Буржуазии, по мнению Гейне, недостает веры в свое право, ей нехватает самоуважения; буржуазное общество легко развалится.

Эта недооценка трудности свержения буржуазии вытекает у Гейне не только из его вполне обоснованного презрения к представителям буржуазии, которых он мог наблюдать очень близко, но вместе с тем и из его преклонения перед подлинными героями этого времени — демократическими и пролетарскими революционерами. Баррикадная борьба у монастыря Сен-Мэри является в глазах Гейне единственным героическим подвигом его эпохи; позднее он преклоняется перед восстанием силезских ткачей, а в пору своего величайшего разочарования в февральской революции Гейне снова и снова подчеркивает героизм рабочих. Он видит в этих людях достойных наследников героических революционеров прошлого.

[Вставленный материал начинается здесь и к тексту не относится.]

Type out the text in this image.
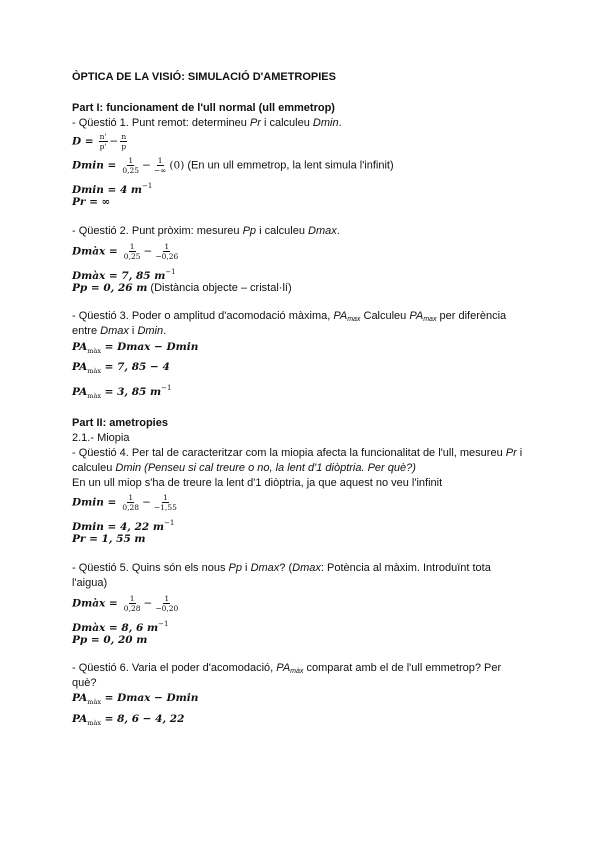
ÒPTICA DE LA VISIÓ: SIMULACIÓ D'AMETROPIES
Part I: funcionament de l'ull normal (ull emmetrop)
- Qüestió 1. Punt remot: determineu Pr i calculeu Dmin.
$D = \frac{n'}{p'} - \frac{n}{p}$
$Dmin = \frac{1}{0,25} - \frac{1}{-\infty} (0)$ (En un ull emmetrop, la lent simula l'infinit)
Dmin = 4 $m^{-1}$
Pr = ∞
- Qüestió 2. Punt pròxim: mesureu Pp i calculeu Dmax.
Dmàx = $\frac{1}{0,25} - \frac{1}{-0,26}$
Dmàx = 7, 85 $m^{-1}$
Pp = 0, 26 m (Distància objecte – cristal·lí)
- Qüestió 3. Poder o amplitud d'acomodació màxima, PAmax Calculeu PAmax per diferència
entre Dmax i Dmin.
$PA_{màx} = Dmax - Dmin$
$PA_{màx} = 7$, 85 − 4
$PA_{màx} = 3$, 85 $m^{-1}$
Part II: ametropies
2.1.- Miopia
- Qüestió 4. Per tal de caracteritzar com la miopia afecta la funcionalitat de l'ull, mesureu Pr i
calculeu Dmin (Penseu si cal treure o no, la lent d'1 diòptria. Per què?)
En un ull miop s'ha de treure la lent d'1 diòptria, ja que aquest no veu l'infinit
$Dmin = \frac{1}{0,28} - \frac{1}{-1,55}$
Dmin = 4, 22 $m^{-1}$
Pr = 1, 55 m
- Qüestió 5. Quins són els nous Pp i Dmax? (Dmax: Potència al màxim. Introduïnt tota
l'aigua)
Dmàx = $\frac{1}{0,28} - \frac{1}{-0,20}$
Dmàx = 8, 6 $m^{-1}$
Pp = 0, 20 m
- Qüestió 6. Varia el poder d'acomodació, PAmàx comparat amb el de l'ull emmetrop? Per
què?
$PA_{màx} = Dmax - Dmin$
$PA_{màx} = 8$, 6 − 4, 22
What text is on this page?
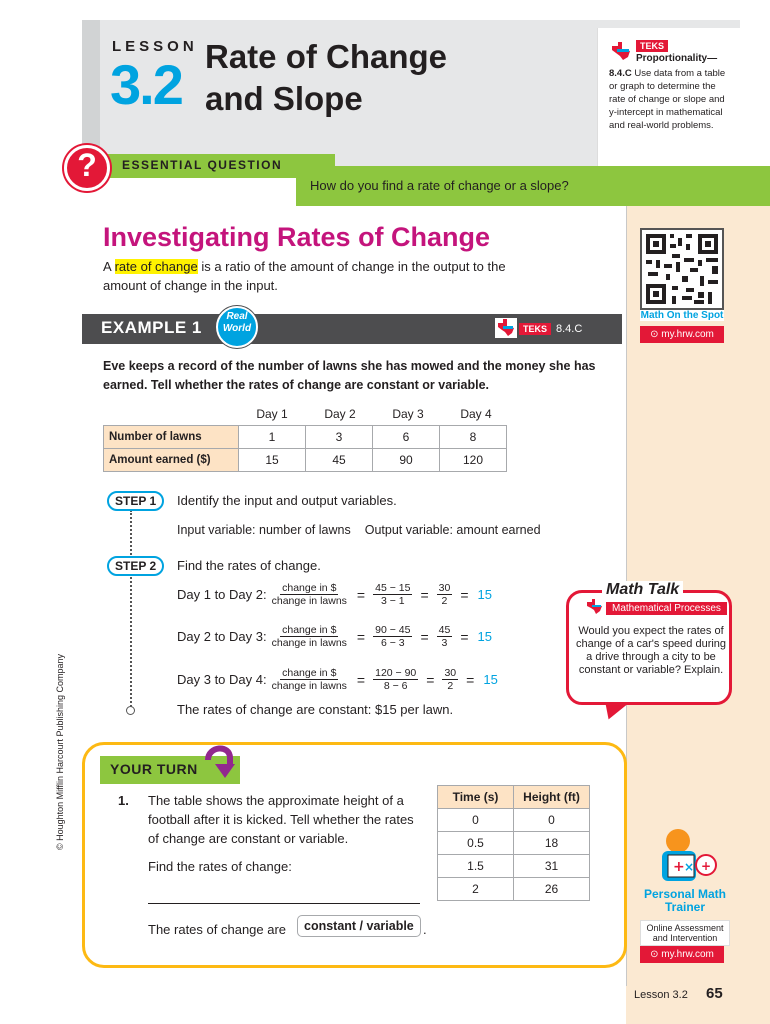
LESSON
3.2 Rate of Change and Slope
TEKS
Proportionality—
8.4.C Use data from a table or graph to determine the rate of change or slope and y-intercept in mathematical and real-world problems.
ESSENTIAL QUESTION
How do you find a rate of change or a slope?
?
Math On the Spot
⊙ my.hrw.com
Investigating Rates of Change
A rate of change is a ratio of the amount of change in the output to the amount of change in the input.
EXAMPLE 1
Real
World	TEKS 8.4.C
Eve keeps a record of the number of lawns she has mowed and the money she has earned. Tell whether the rates of change are constant or variable.
Day 1	Day 2	Day 3	Day 4
Number of lawns	1	3	6	8
Amount earned ($)	15	45	90	120
STEP 1	Identify the input and output variables.
Input variable: number of lawns Output variable: amount earned
STEP 2	Find the rates of change.
Day 1 to Day 2: $\frac{\text{change in \$}}{\text{change in lawns}} = \frac{45 - 15}{3 - 1} = \frac{30}{2} = 15$
Day 2 to Day 3: $\frac{\text{change in \$}}{\text{change in lawns}} = \frac{90 - 45}{6 - 3} = \frac{45}{3} = 15$
Day 3 to Day 4: $\frac{\text{change in \$}}{\text{change in lawns}} = \frac{120 - 90}{8 - 6} = \frac{30}{2} = 15$
The rates of change are constant: $15 per lawn.
© Houghton Mifflin Harcourt Publishing Company
Math Talk
Mathematical Processes
Would you expect the rates of change of a car's speed during a drive through a city to be constant or variable? Explain.
YOUR TURN
1. The table shows the approximate height of a football after it is kicked. Tell whether the rates of change are constant or variable.
Find the rates of change:
The rates of change are	constant / variable .
Time (s)	Height (ft)
0	0
0.5	18
1.5	31
2	26
+ × +
Personal Math Trainer
Online Assessment and Intervention
⊙ my.hrw.com
Lesson 3.2 65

Однако здоровый исторический инстинкт и поэтическое чутье Гейне заставляют его настороженно относиться к попыткам возрождения эпохи Конвента. Он скорее чувствует, чем понимает, что якобинцы июльской монархии являются "плагиаторами прошлого". В начале 30-х годов он присутствует на докладе известного революционера Бланки и полностью с ним соглашается. Но свое впечатление от этого доклада он резюмирует следующим образом: "От собрания пахло совсем как от зачитанного, липкого экземпляра "Moniteur" 1793 года".

Гейне питает недоверие и к немецким подражателям якобинизма. Он обладает более глубоким пониманием революции, чем Берне, сохранивший иллюзии якобинизма. IB то же время Гейне знает что "Moniteur" 1793 года, над которым он издевался в Париже, является знаменем революции для Германии. "В нем есть слова заклинания. Слова, которыми мертвых вызывают из их могил, а живых посылают на смерть, слова, которые обращают карликов в великанов, а великанов повергают в прах, слова, которые рассекают все ваше могущество, как топор гильотины рассекает королевские шеи".

Инстинктивно лавируя между противоположностями и не умея связать их в диалектическое единство, Гейне угадывает все же национальный характер грядущей германской революции. Он неустанно издевается над романтикой а 1а Фридрих Барбаросса, над грезами о возрождении старой Германии и ее черно-красно-желтого национального флага. Но в предисловии к "Зимней сказке", где ирония особенно глубока и насыщена горечью, Гейне пишет: "Я буду чтить и уважать ваши цвета, когда они, будут того заслуживать, когда они перестанут быть забавой людей праздных или холопов. Водрузите черно-красно-золотое знамя на вершине немецкой мысли, сделайте его штандартом свободного человечества, и я oт-дам за него лучшую кровь моего сердца".